Misteri Api Padam, Polda Riau Terjun Selidiki Penyebab Kebakaran Kilang Pertamina Dumai
Polda Riau mengerahkan tim Labfor dan Ditreskrimsus untuk melakukan penyelidikan intensif penyebab kebakaran Kilang Pertamina Dumai yang misterius, memanggil sejumlah saksi.
Kepolisian Daerah Riau telah memulai penyelidikan mendalam terkait insiden kebakaran yang melanda Kilang Pertamina di Refinery Unit II Kota Dumai. Tim khusus dari Bidang Laboratorium Forensik (Labfor) dan Direktorat Reserse Kriminal Khusus (Ditreskrimsus) Polda Riau telah diterjunkan ke lokasi kejadian. Mereka bertugas mencari tahu penyebab pasti dari ledakan dan kebakaran yang terjadi.
Insiden tersebut dilaporkan terjadi pada Rabu, 1 Oktober, dan menyebabkan kerusakan pada salah satu unit produksi. Sejak Kamis, 2 Oktober, para penyidik sudah berada di lokasi untuk mengumpulkan bukti dan keterangan. Proses investigasi ini menjadi prioritas guna mengungkap kronologi serta faktor pemicu kejadian.
Polda Riau juga telah memanggil beberapa pekerja Kilang Pertamina RU Dumai untuk dimintai keterangan. Langkah ini merupakan bagian dari upaya komprehensif untuk mendapatkan gambaran utuh mengenai peristiwa tersebut. Penyelidikan akan terus berlanjut hingga semua fakta terungkap dengan jelas.
Tim Khusus Dikerahkan untuk Penyelidikan Mendalam
Kombes Pol Anom Karibianto, Kepala Bidang Humas Polda Riau, mengonfirmasi keberadaan tim penyidik di lokasi kejadian. Tim Labfor dan Ditreskrimsus bekerja sama dengan petugas dari Pertamina untuk memastikan kelancaran proses investigasi. Mereka fokus pada pengumpulan data teknis dan forensik yang diperlukan.
Proses penyelidikan sendiri baru dapat dilakukan setelah kondisi lokasi benar-benar aman dari potensi api. Hal ini merupakan prosedur standar keamanan yang harus dipatuhi dalam lingkungan industri seperti kilang minyak. Keselamatan para petugas investigasi menjadi prioritas utama selama bekerja di area tersebut.
"Kabid Labfor dan tim sudah di tempat kejadian perkara dengan petugas dari Pertamina," kata Anom di Pekanbaru, Minggu.

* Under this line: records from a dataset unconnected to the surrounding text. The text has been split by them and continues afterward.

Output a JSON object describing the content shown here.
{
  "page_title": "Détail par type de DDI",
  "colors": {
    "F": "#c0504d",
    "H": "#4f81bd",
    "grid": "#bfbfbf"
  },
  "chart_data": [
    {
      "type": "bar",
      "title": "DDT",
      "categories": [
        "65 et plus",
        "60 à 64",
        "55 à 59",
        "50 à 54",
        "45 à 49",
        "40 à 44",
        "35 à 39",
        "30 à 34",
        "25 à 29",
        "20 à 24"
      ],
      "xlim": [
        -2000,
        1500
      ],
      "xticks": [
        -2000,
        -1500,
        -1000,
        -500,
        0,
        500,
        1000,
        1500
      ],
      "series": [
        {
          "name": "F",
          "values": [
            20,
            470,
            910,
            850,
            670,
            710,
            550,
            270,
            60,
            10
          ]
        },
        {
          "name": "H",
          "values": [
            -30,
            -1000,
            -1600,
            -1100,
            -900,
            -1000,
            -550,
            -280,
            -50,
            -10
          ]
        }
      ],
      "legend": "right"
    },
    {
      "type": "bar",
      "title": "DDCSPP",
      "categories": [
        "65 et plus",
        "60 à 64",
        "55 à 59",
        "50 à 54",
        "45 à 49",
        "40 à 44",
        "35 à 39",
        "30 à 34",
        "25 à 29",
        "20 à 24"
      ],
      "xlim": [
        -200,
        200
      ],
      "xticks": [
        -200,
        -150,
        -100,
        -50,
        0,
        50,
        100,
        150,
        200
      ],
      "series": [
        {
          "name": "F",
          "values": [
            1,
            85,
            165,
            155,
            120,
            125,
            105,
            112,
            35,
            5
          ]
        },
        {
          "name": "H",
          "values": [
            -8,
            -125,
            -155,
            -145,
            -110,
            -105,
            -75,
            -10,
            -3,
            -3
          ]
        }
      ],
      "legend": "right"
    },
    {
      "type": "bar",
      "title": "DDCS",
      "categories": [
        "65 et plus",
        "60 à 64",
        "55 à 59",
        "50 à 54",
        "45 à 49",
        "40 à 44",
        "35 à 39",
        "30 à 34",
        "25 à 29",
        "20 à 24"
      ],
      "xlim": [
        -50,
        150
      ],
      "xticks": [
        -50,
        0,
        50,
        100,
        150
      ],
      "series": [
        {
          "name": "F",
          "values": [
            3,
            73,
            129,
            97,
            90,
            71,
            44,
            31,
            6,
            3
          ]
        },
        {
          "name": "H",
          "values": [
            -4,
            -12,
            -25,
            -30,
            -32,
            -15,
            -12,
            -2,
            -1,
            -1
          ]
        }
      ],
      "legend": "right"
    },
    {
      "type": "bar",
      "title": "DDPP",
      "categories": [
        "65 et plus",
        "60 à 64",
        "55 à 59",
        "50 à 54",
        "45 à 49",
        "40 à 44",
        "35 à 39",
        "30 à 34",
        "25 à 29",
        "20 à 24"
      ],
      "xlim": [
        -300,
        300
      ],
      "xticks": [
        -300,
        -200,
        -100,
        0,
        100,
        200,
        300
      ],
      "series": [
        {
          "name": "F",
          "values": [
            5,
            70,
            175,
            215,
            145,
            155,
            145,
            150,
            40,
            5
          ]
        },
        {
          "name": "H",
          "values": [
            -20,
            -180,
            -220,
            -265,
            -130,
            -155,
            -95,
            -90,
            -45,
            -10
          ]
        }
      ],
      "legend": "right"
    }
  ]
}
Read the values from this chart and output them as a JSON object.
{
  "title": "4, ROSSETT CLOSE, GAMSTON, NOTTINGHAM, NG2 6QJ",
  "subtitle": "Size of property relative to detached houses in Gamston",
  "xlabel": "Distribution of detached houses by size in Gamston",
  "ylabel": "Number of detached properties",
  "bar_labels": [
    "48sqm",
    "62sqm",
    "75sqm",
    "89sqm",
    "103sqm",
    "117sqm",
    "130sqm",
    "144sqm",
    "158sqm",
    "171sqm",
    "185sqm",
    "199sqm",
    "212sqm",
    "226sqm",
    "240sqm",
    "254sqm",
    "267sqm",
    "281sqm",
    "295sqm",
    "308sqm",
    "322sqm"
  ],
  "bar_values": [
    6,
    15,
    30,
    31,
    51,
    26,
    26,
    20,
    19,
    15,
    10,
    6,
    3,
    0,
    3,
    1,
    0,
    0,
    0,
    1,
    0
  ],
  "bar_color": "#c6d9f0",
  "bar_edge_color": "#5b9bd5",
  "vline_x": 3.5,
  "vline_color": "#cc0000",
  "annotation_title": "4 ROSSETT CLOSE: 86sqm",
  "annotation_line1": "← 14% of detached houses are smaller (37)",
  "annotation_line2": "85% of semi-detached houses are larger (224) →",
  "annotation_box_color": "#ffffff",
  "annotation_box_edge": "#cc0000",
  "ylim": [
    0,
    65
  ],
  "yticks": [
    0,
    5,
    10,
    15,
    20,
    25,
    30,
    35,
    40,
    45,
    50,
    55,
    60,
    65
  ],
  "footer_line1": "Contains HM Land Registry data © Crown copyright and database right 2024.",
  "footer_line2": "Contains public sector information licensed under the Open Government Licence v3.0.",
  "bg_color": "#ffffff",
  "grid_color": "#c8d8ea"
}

Ia menambahkan, "Iya harus nunggu benar-benar dingin tidak ada api sama sekali. Nanti untuk perkembangannya akan kami sampaikan lagi." Pernyataan ini menegaskan kehati-hatian dalam setiap tahapan penyelidikan.
Beberapa pekerja kilang telah dimintai keterangan untuk memberikan informasi awal. Keterangan dari para saksi mata dan pihak yang terlibat langsung diyakini dapat membantu memperjelas kronologi kejadian. Penyelidikan ini diharapkan dapat memberikan jawaban atas penyebab pasti insiden tersebut.
Dukungan Penuh dari Pertamina Kilang Dumai
Area Manager Communication Relation & CSR Pertamina Kilang Dumai, Agustiawan, membenarkan dimulainya penyelidikan oleh tim Ditreskrimsus Polda Riau. Selain itu, tim investigasi internal dari Pertamina Raya juga turut serta dalam upaya pengungkapan fakta ini. Kolaborasi antara kepolisian dan pihak internal Pertamina diharapkan mempercepat proses identifikasi penyebab.
"Inafis Polda Riau dan tim investigasi internal Pertamina Persero sudah memulai penyelidikan. Sejumlah pekerja juga telah dimintai keterangan," ujar Agustiawan. Pernyataan ini menunjukkan transparansi dan keseriusan Pertamina dalam menangani insiden. Mereka berkomitmen untuk memberikan data dan akses yang dibutuhkan.
Manajemen Kilang Pertamina Dumai menyatakan dukungan penuh terhadap penyelidikan yang sedang berlangsung. Mereka siap bekerja sama secara kooperatif dengan semua tim investigasi. Ketersediaan data dan informasi dari pihak Pertamina sangat krusial untuk keberhasilan penyelidikan.
Saat ini, proses perbaikan pada unit produksi "hydroplant" H2 12 yang terbakar dan meledak masih terus dikerjakan. Upaya pemulihan operasional menjadi fokus utama Pertamina pasca-insiden. Perbaikan ini dilakukan secara paralel dengan proses investigasi untuk meminimalkan dampak jangka panjang.